Millions of users have taken up residence in virtual worlds, and in those worlds they find opportunities to revisit and rewrite their religious lives. Robert M. Geraci argues that virtual worlds and video games have become a locus for the satisfaction of religious needs, providing many users with devoted communities, opportunities for ethical reflection, a meaningful experience of history and human activity, and a sense of transcendence. Using interviews, surveys, and his own first-hand experience within the virtual worlds, Geraci shows how World of Warcraft and Second Life provide participants with the opportunity to rethink what it means to be religious in the contemporary world. Not all participants use virtual worlds for religious purposes, but many online residents use them to rearrange or replace religious practice as designers and users collaborate in the production of a new spiritual marketplace. Using World of Warcraft and Second Life as case studies, this book shows that many residents now use virtual worlds to re-imagine their traditions and work to restore them to "authentic" sanctity, or else replace religious institutions with virtual communities that provide meaning and purpose to human life. For some online residents, virtual worlds are even keys to a post-human future where technology can help us transcend mortal life. Geraci argues that World of Warcraft and Second Life are "virtually sacred" because they do religious work. They often do such work without regard for-and frequently in conflict with-traditional religious institutions and practices; ultimately they participate in our sacred landscape as outsiders, competitors, and collaborators.

About the author

Robert M. Geraci is Professor in the Department of Religious Studies at Manhattan College.

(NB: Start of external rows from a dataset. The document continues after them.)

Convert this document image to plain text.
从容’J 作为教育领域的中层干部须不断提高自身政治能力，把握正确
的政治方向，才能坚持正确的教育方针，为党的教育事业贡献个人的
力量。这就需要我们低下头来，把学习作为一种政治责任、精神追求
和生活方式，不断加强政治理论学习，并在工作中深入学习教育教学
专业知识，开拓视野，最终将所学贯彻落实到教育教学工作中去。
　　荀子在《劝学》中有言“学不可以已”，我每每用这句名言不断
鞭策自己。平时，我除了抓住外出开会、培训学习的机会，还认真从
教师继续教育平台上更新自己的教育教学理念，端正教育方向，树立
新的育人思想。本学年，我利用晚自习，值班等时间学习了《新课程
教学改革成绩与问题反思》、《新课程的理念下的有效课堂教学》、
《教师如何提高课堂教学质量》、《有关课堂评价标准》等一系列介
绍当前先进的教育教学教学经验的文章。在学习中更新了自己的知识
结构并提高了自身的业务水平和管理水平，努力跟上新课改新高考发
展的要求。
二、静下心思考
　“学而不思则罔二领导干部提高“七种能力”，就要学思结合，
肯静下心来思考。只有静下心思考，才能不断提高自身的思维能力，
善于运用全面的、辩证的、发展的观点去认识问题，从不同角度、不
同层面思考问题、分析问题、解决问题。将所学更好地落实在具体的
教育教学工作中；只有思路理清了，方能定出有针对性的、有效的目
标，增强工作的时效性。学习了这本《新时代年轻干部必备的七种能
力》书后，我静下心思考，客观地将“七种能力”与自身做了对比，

He is the author of Apocalyptic AI: Visions of Heaven in Robotics, Artificial Intelligence, and Virtual Reality and many essays that analyze the ways in which human beings use technology to make the world meaningful. He was the principle investigator on a National Science Foundation grant to study virtual worlds and the recipient of a Fulbright-Nehru Senior Research Award (2012-2013), which allowed him to investigate the intersections of religion and technology at the Indian Institute of Science in Bangalore.